Roberto e Walter observam o desabafo de João aparentando não saber mais o que fazer para animar o amigo. Rogério, no entanto, arrasta o copo uns dois palmos na mesa, vira-se para João e, olhando nos seus olhos, diz:

- A felicidade é um ponto fora da curva numa escala de tormentos e provações pelas quais o ser humano passa. É impossível ser feliz. Todavia, você pode estar feliz. Só que buscar isso, paradoxalmente o trará angústia e infelicidade. Kant dizia que “a felicidade não é um ideal da razão, mas sim da imaginação”. Ou seja, o que discutimos aqui é uma abstração difícil de chegar a uma conclusão. Trocando em miúdos, estamos perdendo tempo dando círculos numa versão pasteurizada do eterno retorno nietzschiano.

- Resumindo o que o Rogério disse, deixe a vida te levar, meu caro. Entra no carro e segue pelas curvas da estrada de Santos sem olhar para trás, bicho.

- Mas com que motivação eu entro nessa estrada? Por que pegar o carro para o desconhecido?
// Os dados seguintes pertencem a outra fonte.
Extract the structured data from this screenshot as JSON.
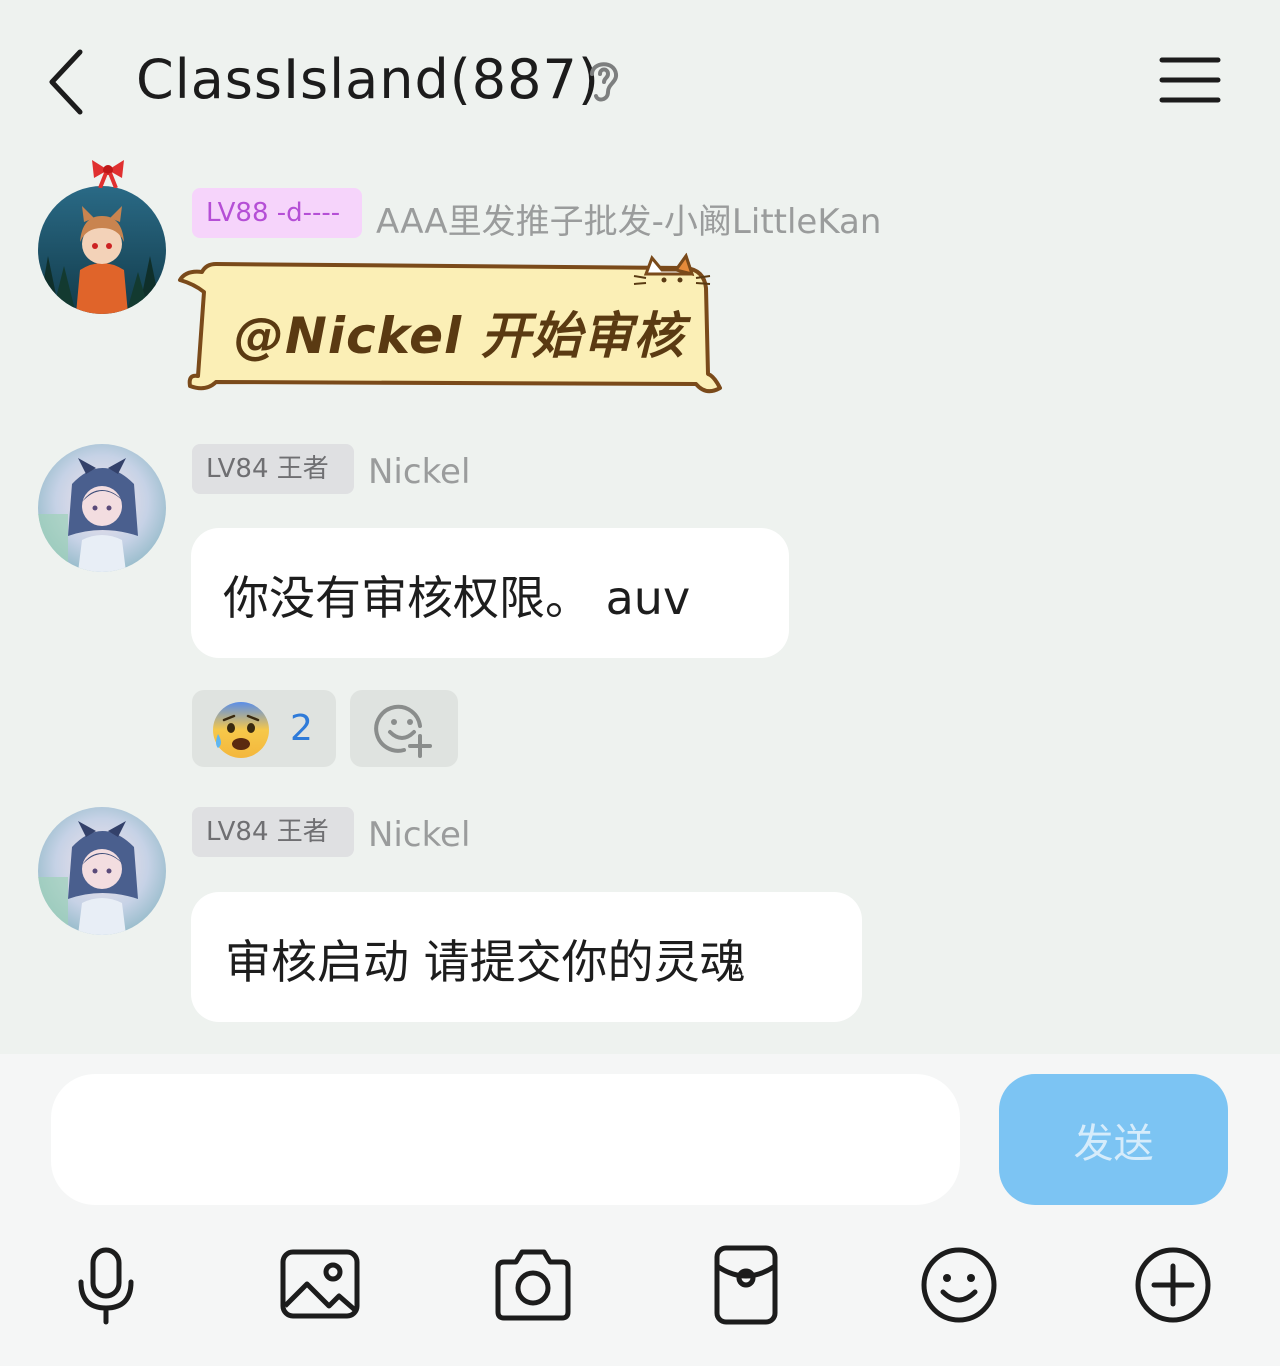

- E há algo melhor e mais excitante do que embarcar no desconhecido? Já imaginou se o Frodo tivesse continuado naquela área idílica da Terra Média? Nunca teria conhecido o lado bom e o lado ruim de tudo naquela aventura. Ele sofreu muito, ganhou e perdeu, mas saiu maior do que entrou. Arriscar é preciso. Sempre.

As palavras de Walter não trouxeram conforto nem solução para as questões de João. O cineasta rebateu dizendo que a arte nunca visa o conforto, mas o incômodo.

- Olha, não sei a que conclusão chegaremos aqui, nem se chegaremos a ela. Mas sei de uma coisa. Esse papo meio “Ponto de Mutação” me deixou com fome. Ainda servem aqui aqueles bolinhos de bacalhau divinos?

- Claro que sim, Roberto! Aquilo é praticamente a definição de felicidade e o sentido da vida que o nosso amigo aqui tanto procura.

Enquanto Walter pede os famosos bolinhos da casa, Rogério vira para João e resolve propor um brinde à vida e à sua total falta de sentido.

- Mas ainda assim, é o nosso bem mais valioso.


E todos finalmente concordam com uma coisa. Os bolinhos de bacalhau realmente são divinos.